Día de fronteras. Podíamos haber acabado dando un paseo en avioneta, o en Ljubljana. Pero nos llegamos hasta Rovigno, a unos cien kilómetros de Trieste. Así que pasamos por la raya italiana y eslovena, que no tienen ya ningún sentido, y tuvimos que identificarnos en la garita croata. Al fin y al cabo, no hicimos más que introducirnos unos milímetros en Istria.
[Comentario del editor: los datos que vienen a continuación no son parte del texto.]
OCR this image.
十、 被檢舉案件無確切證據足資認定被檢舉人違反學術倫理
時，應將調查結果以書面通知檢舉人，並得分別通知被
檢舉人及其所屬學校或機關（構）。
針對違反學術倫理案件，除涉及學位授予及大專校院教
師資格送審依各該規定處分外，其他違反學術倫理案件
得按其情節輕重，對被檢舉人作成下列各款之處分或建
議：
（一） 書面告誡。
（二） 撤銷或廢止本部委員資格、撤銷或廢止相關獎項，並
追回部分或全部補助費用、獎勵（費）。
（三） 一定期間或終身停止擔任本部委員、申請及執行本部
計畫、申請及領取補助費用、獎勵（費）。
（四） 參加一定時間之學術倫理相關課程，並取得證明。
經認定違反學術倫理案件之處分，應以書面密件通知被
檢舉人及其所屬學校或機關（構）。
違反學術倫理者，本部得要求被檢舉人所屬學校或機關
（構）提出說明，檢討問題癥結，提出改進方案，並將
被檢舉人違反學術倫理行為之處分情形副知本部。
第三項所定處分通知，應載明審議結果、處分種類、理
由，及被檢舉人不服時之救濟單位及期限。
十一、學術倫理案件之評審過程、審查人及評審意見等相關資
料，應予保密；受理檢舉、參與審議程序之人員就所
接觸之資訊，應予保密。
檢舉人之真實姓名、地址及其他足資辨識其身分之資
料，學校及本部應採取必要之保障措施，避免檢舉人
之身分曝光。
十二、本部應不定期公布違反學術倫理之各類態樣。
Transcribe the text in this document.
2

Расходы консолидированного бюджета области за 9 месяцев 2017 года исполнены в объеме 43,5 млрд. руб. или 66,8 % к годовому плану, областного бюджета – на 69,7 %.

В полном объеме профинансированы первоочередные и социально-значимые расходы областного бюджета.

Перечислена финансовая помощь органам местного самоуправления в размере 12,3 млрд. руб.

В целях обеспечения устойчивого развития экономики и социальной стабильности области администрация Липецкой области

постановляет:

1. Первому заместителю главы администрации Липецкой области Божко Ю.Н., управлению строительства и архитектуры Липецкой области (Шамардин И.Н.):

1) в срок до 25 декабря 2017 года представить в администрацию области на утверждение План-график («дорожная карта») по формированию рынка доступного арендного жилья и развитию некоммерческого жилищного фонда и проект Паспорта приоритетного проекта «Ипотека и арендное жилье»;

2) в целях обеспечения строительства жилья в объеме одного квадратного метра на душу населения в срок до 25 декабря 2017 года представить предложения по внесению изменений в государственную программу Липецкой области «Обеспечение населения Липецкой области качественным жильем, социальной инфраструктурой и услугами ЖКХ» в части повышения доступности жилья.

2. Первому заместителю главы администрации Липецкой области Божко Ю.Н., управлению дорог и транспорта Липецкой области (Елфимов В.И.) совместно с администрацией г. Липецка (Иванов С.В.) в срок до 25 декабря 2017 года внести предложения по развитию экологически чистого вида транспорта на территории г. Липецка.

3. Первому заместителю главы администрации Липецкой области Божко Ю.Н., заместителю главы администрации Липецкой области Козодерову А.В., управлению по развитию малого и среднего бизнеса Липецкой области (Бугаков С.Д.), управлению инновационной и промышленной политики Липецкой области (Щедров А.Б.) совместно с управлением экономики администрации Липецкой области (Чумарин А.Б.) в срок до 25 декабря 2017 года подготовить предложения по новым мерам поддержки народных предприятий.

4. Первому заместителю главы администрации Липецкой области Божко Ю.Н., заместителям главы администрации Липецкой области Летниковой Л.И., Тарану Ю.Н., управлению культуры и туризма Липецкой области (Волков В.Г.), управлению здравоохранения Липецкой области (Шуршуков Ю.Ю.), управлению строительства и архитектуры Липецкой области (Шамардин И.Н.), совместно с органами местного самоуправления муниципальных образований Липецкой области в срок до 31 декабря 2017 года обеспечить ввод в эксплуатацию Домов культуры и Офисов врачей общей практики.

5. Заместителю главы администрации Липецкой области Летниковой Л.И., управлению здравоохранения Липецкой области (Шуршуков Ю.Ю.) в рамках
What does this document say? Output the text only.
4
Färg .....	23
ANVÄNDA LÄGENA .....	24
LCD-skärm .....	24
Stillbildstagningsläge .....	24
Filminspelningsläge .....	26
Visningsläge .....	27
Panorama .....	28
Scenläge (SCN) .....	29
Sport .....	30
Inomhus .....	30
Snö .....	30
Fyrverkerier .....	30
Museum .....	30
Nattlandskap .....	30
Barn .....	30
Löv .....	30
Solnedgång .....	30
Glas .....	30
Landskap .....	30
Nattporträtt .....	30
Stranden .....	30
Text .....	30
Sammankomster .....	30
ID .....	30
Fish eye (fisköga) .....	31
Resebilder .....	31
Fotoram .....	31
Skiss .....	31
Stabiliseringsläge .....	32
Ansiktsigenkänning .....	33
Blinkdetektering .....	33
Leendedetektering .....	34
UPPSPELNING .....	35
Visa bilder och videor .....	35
En el conglomerado de la zona, tomando como referencia Trieste, qué poca importancia tienen, en realidad, que aquello sea Eslovenia o aquello otro Croacia. Forma parte de la particularidad del territorio, no sólo unos idiomas compartidos -triestino, esloveno, serbocroata-, sino un pasado por el que navegaba mientras el coche ponía rumbo al este y viraba, después, hacia el sur. Dominios vénetos, como las torres de las iglesias. Dominios austríacos, y austrohúngaros, con todas las subdivisiones habidas y por haber un poco antes del bonapartismo y, en sucesivas decadencias, hasta la década de los 50 del siglo pasado, y hasta el momento de la Europa comunitaria.
Qué alivio, por cierto, en Croacia, poder fumar en los bares hasta sentir náusea y remordimiento. Qué alegría, la ausencia de diseño. Encontrarse con personas y no con tribus.
Dieciséis de diciembre finalmente en tierra de nadie. Con un frío despiadado que hacía caso omiso del abrigo y me hería. Grajos y gaviotas sobre los cipreses y los mástiles de los navíos, y toda la tierra para mí por delante.